Imagine the phosphorylation of an individual protein as a biased random walk between 0 and n phosphorylations. The propensities for phosphorylation and dephosphorylation are given by the constants E and F, respectively. When E is larger than F, the biased random walk gravitates toward states with large phosphorylated residues, and the probability of it falling in S_k,…,S_n is higher than that in S_n. Conversely, even if E is slightly smaller than F, the biased random walk now favors states with few phosphorylated residues, and this accounts for the ultrasensitive behavior of the switch (Text S1 B in the Supporting Material).

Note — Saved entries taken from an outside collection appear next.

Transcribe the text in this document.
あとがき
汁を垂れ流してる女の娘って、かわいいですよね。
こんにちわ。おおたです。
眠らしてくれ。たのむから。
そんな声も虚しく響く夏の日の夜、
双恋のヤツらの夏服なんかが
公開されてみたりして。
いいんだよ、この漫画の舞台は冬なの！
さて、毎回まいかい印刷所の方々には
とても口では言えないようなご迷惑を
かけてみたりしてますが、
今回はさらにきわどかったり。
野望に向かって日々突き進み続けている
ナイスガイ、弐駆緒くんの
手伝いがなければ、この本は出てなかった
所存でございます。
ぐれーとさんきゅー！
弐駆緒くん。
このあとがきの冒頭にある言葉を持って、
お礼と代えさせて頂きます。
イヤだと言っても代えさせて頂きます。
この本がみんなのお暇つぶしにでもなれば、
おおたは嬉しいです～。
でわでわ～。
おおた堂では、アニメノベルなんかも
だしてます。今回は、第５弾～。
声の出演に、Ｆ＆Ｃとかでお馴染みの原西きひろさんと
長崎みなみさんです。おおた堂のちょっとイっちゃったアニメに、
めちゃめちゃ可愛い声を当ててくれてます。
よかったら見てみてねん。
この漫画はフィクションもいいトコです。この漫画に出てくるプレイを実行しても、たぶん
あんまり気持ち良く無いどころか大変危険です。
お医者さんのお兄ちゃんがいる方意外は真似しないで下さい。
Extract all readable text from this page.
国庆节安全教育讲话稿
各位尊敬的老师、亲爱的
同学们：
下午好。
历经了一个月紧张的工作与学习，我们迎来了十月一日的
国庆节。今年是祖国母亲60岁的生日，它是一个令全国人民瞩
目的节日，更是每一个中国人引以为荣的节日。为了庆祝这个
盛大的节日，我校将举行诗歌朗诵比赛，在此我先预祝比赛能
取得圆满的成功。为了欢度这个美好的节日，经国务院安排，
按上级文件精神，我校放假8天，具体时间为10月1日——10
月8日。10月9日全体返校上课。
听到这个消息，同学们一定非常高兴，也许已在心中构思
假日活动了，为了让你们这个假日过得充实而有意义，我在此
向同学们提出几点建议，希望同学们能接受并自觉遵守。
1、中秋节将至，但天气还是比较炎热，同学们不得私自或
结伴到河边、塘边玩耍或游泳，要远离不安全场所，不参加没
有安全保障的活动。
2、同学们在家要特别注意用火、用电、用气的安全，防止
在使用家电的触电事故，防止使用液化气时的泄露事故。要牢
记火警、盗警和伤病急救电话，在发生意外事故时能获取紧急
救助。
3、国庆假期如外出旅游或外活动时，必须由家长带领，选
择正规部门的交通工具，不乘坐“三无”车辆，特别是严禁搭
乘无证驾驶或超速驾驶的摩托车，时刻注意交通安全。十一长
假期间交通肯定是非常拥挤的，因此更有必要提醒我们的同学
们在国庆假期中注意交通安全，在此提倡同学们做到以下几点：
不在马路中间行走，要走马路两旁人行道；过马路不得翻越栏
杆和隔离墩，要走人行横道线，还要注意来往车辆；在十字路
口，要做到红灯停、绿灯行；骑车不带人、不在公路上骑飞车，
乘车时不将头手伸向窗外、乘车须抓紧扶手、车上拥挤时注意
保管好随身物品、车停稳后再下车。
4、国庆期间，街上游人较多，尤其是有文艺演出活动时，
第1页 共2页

In conclusion, we have proposed a mechanism through the use of nonessential sites that could account for the high ultrasensitivity observed in many multisite phosphorylation systems. For given values of the total number of sites and the minimal number of phosphorylations for activation, we have obtained estimates of the effective Hill exponent under both sequential and nonsequential mechanisms. The effect of nonessential sites on both the effective Hill exponent and the threshold of a dose-response curve are analyzed. Our results suggest that inclusion of nonessential phosphorylation sites improves ultrasensitivity, but decreases the threshold (Table S1 in the Supporting Material). Thus, to achieve a good activation switch, there is a balance between the number of nonessential sites and the total number of sites. This new mechanism could be extended to other contexts such as methylation, acetylation, or even the binding of multiple transcription factors on a promoter region.